Microsoft exec reportedly leaves job following testy Xbox tweets

Adam Orth has left the company following his negative tweets about an always-on Internet connection for the next Xbox, says Game Informer.

Lance Whitney Contributing Writer
Lance Whitney is a freelance technology writer and trainer and a former IT professional. He's written for Time, CNET, PCMag, and several other publications. He's the author of two tech books--one on Windows and another on LinkedIn.
Lance Whitney
2 min read
One of the tweets that got Adam Orth into trouble.
One of the tweets that got Adam Orth into trouble. CNET Australia

A Microsoft creative director who got into hot water in the wake of comments about the next Xbox is apparently no longer with the company.
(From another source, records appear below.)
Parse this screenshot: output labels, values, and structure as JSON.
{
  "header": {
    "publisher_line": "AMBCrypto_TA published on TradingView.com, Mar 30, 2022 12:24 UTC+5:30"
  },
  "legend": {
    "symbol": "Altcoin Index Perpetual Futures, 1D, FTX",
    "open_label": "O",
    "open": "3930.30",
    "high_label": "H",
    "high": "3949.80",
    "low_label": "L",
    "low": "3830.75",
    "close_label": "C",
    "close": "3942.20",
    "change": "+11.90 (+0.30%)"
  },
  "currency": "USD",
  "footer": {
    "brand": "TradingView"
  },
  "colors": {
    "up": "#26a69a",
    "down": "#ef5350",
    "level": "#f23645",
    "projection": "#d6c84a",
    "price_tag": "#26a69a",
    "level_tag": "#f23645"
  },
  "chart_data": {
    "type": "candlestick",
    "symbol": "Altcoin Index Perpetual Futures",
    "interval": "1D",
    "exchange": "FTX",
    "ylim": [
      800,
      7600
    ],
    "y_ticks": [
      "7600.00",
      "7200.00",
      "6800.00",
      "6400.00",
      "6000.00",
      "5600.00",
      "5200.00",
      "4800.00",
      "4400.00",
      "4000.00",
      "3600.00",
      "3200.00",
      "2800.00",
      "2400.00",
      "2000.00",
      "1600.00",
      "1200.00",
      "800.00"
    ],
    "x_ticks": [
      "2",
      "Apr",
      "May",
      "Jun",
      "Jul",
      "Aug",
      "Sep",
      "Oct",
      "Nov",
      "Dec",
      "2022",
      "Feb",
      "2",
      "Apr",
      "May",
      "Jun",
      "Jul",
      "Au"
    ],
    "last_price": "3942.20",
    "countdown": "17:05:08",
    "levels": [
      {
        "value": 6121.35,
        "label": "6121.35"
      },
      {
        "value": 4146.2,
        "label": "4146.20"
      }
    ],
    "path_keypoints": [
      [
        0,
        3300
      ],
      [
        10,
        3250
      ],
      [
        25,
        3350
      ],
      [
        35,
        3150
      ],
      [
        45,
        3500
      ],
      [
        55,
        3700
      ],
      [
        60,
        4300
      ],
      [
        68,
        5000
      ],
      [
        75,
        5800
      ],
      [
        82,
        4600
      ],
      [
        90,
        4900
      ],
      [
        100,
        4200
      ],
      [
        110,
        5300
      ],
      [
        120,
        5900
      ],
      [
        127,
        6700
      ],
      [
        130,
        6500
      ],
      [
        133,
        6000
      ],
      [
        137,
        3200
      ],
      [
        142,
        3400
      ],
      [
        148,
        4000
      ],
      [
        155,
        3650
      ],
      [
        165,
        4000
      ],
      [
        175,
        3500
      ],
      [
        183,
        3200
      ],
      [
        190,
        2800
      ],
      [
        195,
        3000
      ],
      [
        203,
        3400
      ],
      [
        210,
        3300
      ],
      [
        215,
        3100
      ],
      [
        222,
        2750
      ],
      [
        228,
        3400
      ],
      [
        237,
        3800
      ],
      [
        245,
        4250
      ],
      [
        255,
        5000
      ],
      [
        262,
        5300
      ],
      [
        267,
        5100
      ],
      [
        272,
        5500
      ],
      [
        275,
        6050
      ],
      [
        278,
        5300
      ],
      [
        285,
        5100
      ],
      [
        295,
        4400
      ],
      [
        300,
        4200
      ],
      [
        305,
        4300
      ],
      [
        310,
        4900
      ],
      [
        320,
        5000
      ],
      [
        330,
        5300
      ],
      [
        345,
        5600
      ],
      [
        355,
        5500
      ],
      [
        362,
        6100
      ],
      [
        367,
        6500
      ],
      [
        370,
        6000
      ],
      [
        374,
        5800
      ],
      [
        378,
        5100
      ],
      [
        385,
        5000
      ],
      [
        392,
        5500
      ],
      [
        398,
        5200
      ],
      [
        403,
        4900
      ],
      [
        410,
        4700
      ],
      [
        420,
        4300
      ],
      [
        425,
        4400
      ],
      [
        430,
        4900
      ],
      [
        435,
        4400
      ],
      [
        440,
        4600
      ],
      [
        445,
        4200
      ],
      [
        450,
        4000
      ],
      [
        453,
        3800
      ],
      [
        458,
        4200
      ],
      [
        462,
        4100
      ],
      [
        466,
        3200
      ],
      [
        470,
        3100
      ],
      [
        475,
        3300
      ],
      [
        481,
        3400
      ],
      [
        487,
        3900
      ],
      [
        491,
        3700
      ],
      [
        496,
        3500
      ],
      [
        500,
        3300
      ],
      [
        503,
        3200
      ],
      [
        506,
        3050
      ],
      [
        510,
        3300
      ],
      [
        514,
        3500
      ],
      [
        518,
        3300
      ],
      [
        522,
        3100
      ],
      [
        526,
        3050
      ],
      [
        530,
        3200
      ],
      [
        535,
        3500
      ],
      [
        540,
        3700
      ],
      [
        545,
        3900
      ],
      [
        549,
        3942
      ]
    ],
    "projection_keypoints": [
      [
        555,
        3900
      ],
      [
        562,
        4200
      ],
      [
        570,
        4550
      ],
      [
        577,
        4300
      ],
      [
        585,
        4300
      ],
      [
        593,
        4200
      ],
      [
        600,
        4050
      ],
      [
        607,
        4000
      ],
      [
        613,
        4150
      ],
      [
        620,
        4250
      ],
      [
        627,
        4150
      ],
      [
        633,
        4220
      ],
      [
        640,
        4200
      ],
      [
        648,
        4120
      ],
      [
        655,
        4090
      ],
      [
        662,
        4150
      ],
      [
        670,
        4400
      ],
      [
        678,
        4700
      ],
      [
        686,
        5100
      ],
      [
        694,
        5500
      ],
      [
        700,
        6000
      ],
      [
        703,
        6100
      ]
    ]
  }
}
"Sources close to the matter" revealed the news to gaming site Game Informer. The site also called Microsoft's main switchboard to confirm that Orth is no longer working at the company.

The anonymous sources say the former creative director resigned following the controversy he created last week with Twitter comments. But Game Informer hasn't learned whether Orth resigned voluntarily or was forced out.

Orth allegedly got into trouble last week after posting a series of tweets in response to the rumor that the next Xbox would require an always-on Internet connection.

Responding to some gripes over the alleged requirement, Orth tweeted: "Sorry, I don't get the drama around having an 'always-on' console. Every device now is 'always-on.' That's the world we live in." He capped off his tweet with the hashtag #dealwithit.

In a follow-up tweet, Orth dug an even deeper hole for himself.

One person challenged his initial comment by saying: "You've lived in LA, SF, Seattle...very connected places. Try living in Janesville, WI or Blacksburg, VA."

Orth's response: "Why on earth would I live there?"

Following the heated exchange, Microsoft issued a public apology:

We apologize for the inappropriate comments made by an employee on Twitter yesterday. This person is not a spokesperson for Microsoft, and his personal views do not reflect the customer centric approach we take to our products or how we would communicate directly with our loyal consumers. We are very sorry if this offended anyone, however we have not made any announcements about our product roadmap, and have no further comment on this matter.

Orth himself also apologized, saying that the tweets were just a bit of banter between friends.

In response to Orth's reported departure, a Microsoft spokesperson told CNET that the company is not commenting further on this issue.

Orth has since protected his tweets, meaning they're available only to approved followers. He had allegedly deleted his LinkedIn profile, but a search on the site for Adam Orth shows his profile as still active and still listing Microsoft as his current employer.

Microsoft has been trying to keep details about the next Xbox under wraps. Rumors have already been flying that the next-generation console would require a permanent Internet connection to operate. Just what that means is unclear. But we may learn more on May 21 when Microsoft will reportedly hold an event to announce the new console.

Update, 8:40 a.m. PT with comment from Microsoft.